Melihat peta politik yang demikian maka pilkada merupakan pertarungan dua petahana (TBR-Tarto dan Hadi) melawan wajah baru (Warto)

JIKA Anda warga Kabupaten Sukoharjo pasti gregeten melihat dimanika politik menjelang pilkada (terminologi KPU=pemilihan umum kepada daerah-pemilukada). Pasalnya, tahapan demi tahapan pesta demokrasi dilalui dengan perasaan yang cukup mendebarkan.

Betapa tidak, pada awal penjaringan calon di internal partai, terutama partai berkuasa dan peraih kursi terbanyak di DPR, PDIP dengan cukup menegangkan akhirnya memilih pasangan Wardoyo Wijaya-Haryanto (Warto), sebagai calon bupati dan calon wakil bupati mengalahkan Titik Suprapti (istri Bupati Bambang Riyanto).


Setelah tersingkir dari calon bupati dari PDIP, Titik Suprapti atau yang akrab disapai TBR (Titik Bambang Riyanto) ini banting stir/pindah haluan mencari kendaraan politik baru. TBR akhirnya dipinang Partai Golkar versi Giyarto berpasangan dengan Sutarto (TBR-Tarto). Di sisi lain, Partai Golkar versi Langenharjo di bawah pimpinan Mudjijono (Sekretaris DPD II Partai Golkar 2004-2009), juga mengusung pasangan Bambang Margono (BM)-Sumarmo.
Sebagai informasi BM merupakan calon bupati Kabupaten Sukoharjo pada pilkada 2005 yang bersaing ketat dengan pasangan Bambang Riyanto-Muhammad Thoha (Barito). Pasangan Barito kala itu menang tipis 800 suara dari BM.

Dengan penetapan KPU ini, berarti laga final pilkada Sukoharjo akan diikuti oleh tiga pasang calon yaitu Warto, TBR-Tarto, dan Hadi (Muhammad Thoha-Wahyudi).

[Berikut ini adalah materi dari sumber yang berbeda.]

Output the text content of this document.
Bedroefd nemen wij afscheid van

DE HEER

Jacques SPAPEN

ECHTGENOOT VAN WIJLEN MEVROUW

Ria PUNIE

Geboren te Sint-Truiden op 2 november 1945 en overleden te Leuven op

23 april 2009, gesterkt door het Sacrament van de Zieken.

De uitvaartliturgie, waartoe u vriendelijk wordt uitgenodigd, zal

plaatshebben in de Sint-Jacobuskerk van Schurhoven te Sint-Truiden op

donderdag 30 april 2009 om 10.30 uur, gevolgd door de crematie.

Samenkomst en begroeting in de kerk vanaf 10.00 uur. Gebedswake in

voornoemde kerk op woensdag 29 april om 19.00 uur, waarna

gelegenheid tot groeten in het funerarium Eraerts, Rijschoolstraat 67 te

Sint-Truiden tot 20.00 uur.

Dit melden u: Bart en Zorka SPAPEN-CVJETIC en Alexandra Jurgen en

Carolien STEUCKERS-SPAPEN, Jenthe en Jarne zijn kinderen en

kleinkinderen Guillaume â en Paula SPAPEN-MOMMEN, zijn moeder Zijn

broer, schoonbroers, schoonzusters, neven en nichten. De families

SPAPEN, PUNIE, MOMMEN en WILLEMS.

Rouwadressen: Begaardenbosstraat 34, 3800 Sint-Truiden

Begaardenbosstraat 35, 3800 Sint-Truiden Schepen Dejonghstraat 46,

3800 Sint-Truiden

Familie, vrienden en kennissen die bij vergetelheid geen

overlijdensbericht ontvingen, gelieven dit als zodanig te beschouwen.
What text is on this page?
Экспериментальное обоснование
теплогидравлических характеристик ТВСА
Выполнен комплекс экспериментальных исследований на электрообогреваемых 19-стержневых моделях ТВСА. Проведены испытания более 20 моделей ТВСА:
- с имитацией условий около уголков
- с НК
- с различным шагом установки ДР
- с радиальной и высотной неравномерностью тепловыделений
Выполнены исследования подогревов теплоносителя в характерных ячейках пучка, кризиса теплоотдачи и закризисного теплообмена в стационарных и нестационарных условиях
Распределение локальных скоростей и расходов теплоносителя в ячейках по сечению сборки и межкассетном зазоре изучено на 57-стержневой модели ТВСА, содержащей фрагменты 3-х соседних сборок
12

Muhammad Thoha, merupakan wakil bupati (periode 2005-2010), yang di akhir masa jatabannya memilih menjadi anggota DPR Fraksi Partai Kebangkitan Bangsa. Namun, kini ia kembali ke ‘’rumah’’ dan mengadu keberuntungan menjadi AD-1-B atau Sukoharjo 1 (sebutan untuk posisi bupati). Pertanyaan yang muncul kemudian adalah mengapa peilkada menarik untuk dicermati dan dikaji lebih lanjut?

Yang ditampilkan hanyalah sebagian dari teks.